Les origines :
Le magnifique monument roman qu'est Saint-Sernin trouve son origine dans le désir d'exalter la mémoire de Saturnin, premier évêque et martyr de Toulouse, qui vécut dans la première moitié du IIIè siècle. (le nom latin, Saturninus, s'étant transformé dans la langue d'oc en Sarni avant de se franciser en Sernin).
Son histoire nous est connue par la Passio sancti Saturnini. Ce texte, rédigé sans doute au début du Vè siècle, raconte comment le "très saint homme Saturnin, évêque de la cité de Toulouse" - donc du terrritoire dont la ville était le chef-lieu - desservait, avec ses deux diacres et un prêtre, une petite église. De celle-ci on ne connaît aucun vestige architectural, mais elle est probablement à l'origine de la cathédrale médiévale Saint Etienne.
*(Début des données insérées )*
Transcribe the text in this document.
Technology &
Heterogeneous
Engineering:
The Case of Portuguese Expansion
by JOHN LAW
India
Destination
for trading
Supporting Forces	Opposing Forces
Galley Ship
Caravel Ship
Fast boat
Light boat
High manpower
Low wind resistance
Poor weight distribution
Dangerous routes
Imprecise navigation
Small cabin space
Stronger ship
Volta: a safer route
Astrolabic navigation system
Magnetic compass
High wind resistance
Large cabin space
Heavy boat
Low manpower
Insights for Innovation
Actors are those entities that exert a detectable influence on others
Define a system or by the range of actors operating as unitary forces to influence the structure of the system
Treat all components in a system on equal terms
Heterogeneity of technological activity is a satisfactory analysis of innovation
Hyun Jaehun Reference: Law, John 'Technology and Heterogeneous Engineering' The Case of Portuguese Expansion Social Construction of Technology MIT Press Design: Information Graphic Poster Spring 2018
Partant de son domicile, Saturnin devait passer devant le Capitole avant de parvenir à la "maison de Dieu" . En 250, il fut arrêté devant ce temple païn majeur dont une partie du soubassement a vraisemblablement été découvert en 1992 lors des fouilles archéologiques effectuées place Esquirol, le situant par là même au centre de la ville antique. L'édit publié par l'empereur Dèce en janvier de cette même année obligeait tous les citoyens de l'Empire à sacrifier publiquement aux dieux du paganisme : ainsi devaient-ils manifester leur fidélité aux pratiques religieuses traditionnelles de Rome et, à travers elles, leur unanimité autour de l'Etat menacé par les barbares. Accusé de troubler les oracles, puis sommé de sacrifier, Saturnin refusa héroïquement l'apostasie. Il fut alors attaché par les pieds au taureau que l'on devait immoler. Celui-ci, piqué au vif, entraîna dans sa fuite furieuse le corps, bientôt brisé et sans vie, de l'évêque. Selon la Passio, au sein d'une communauté chrétienne encore peu nombreuse et terrorisée, il se trouva deux pauvres femmes qui, près de l'endroit où le taureau avait abandonné le corps, se risquèrent à le recueillir en un cercueil de bois et à l'ensevelir dans une fosse très profonde.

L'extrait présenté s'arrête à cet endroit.